The value of the NRL had been shown a significant association with infection. Dogruel et al. [16] demonstrated there were statistically significant correlations between NLR and prolonged hospital stay and postoperative antibiotic doses for the treatment of odontogenic infection. Josse et al. [17] reported that the values of NLR ≥2.3 in the pre-operation may be an independent predictor for major operative complications such as wound infection in patients undergoing colorectal surgery. Bolat et al. [18] investigated the relationship between NLR and early postoperative infection as a complication of penile prosthesis implantation (PPI). And the values of NLR may be a valid laboratory predictor for early postoperative infectious complications for patients who went through PPI. De Jager et al. [19] described the NLR had the highest AUC of 0.73 and differed significantly from the CRP level of 0.62. The NLR was better value in predicting bacteremia than routine parameters like CRP. Yombi et al. [10] reported that the NLR had a distribution trajectory in a standard post-operative period after TKA, and returned to normal values faster than CRP. It was potentially a better biomarker to follow post-operative inflammation or early infection after TKA. On the basis of our data, with the calculated threshold of NLR set at 2.13, the sensitivity, specificity, positive predictive value (PPV), and negative predictive value (NPV) was 85, 68.3, 34.7, and 95.8%, respectively. To our knowledge, this is the first study to assess the NLR in diagnosing early PJI.

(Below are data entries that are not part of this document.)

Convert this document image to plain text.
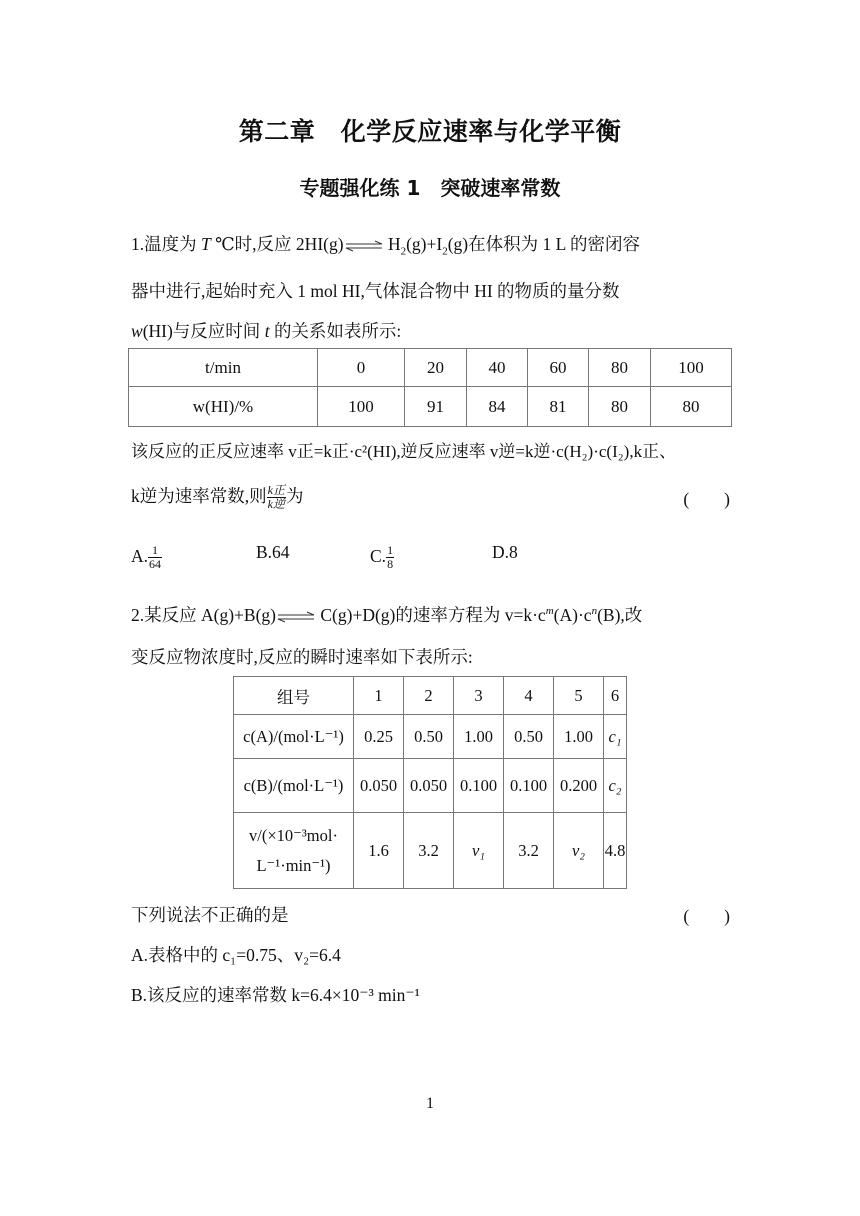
第二章　化学反应速率与化学平衡
专题强化练 1　突破速率常数
1.温度为 T ℃时,反应 2HI(g)⇌ $H_2(g)+I_2(g)$在体积为 1 L 的密闭容
器中进行,起始时充入 1 mol HI,气体混合物中 HI 的物质的量分数
w(HI)与反应时间 t 的关系如表所示:
t/min	0	20	40	60	80	100
w(HI)/%	100	91	84	81	80	80
该反应的正反应速率 v正=k正·c²(HI),逆反应速率 v逆=k逆·c(H₂)·c(I₂),k正、
k逆为速率常数,则 $\frac{\text{k正}}{\text{k逆}}$ 为	(　　)
A. $\frac{1}{64}$	B.64	C. $\frac{1}{8}$	D.8
2.某反应 A(g)+B(g)⇌ C(g)+D(g)的速率方程为 $v=k\cdot c^m(A)\cdot c^n(B)$,改
变反应物浓度时,反应的瞬时速率如下表所示:
组号	1	2	3	4	5	6
c(A)/(mol·L⁻¹)	0.25	0.50	1.00	0.50	1.00	c₁
c(B)/(mol·L⁻¹)	0.050	0.050	0.100	0.100	0.200	c₂
v/(×10⁻³mol·
L⁻¹·min⁻¹)	1.6	3.2	v₁	3.2	v₂	4.8
下列说法不正确的是	(　　)
A.表格中的 c₁=0.75、v₂=6.4
B.该反应的速率常数 k=6.4×10⁻³ min⁻¹
1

Although there were some literatures that elaborate possible explanations about the relation between elevated NLR and the development of [20,21,22], it remained unclear about the exact mechanism. The neutrophils play pivotal roles in the progression of the bacterial infection. The key cell types of the innate immune system as well as the first cellular line of defense against infection are neutrophils. Lymphocytes are involved in adaptive immune response. The physiological immune responses of circulating leukocytes to various stressful events has distinctive feature: increase in neutrophil count and decrease in lymphocyte count. An increase in neutrophils is an inflammatory reaction, particularly when caused by a bacterial infection [23]. Lymphocytopenia has also been described as a diagnostic marker of bacterial infection [24]. Therefore, the NLR is thought to have stronger discriminative power for predicting bacteremia compared to discrimination based on neutrophilia or lymphocytopenia alone. The most crucial finding of this study was that NLR may be a useful parameter for diagnosing early PJI.

There are some limitations of this study that should be considered. First, this is retrospective study and the inherent limitations exist. There may be some selection bias because several potential cases were excluded due to no record of the serum ESR, CRP, or IL-6. Although this study is a retrospective design, it may provide some useful information for diagnosing early PJI. Second, there is no consensus on definition of the early PJI. We defined 90 days as early PJI and shorter time needed to be detected. Finally, we recruited 121 cases to the study. Although the total sample size was relatively sufficient, there was a small sample size in infected cases that limited the statistical power of our conclusions. Therefore, our findings should be confirmed in a larger study and at multiple institutions.

Conclusions

The findings of this study have shown that the IL-6 was the best test for diagnosis of early PJI. But it was not often detected because of expensive costs. However, the NLR that has the higher accuracy for the diagnosis of early PJI than CRP may be considered as a useful parameter for the diagnosis of early PJI because it is easy, cheap and convenient to be calculated in daily practice without extra costs. However, further studies evaluating the accuracy of NLR in more patients are needed to verify the findings of the present study.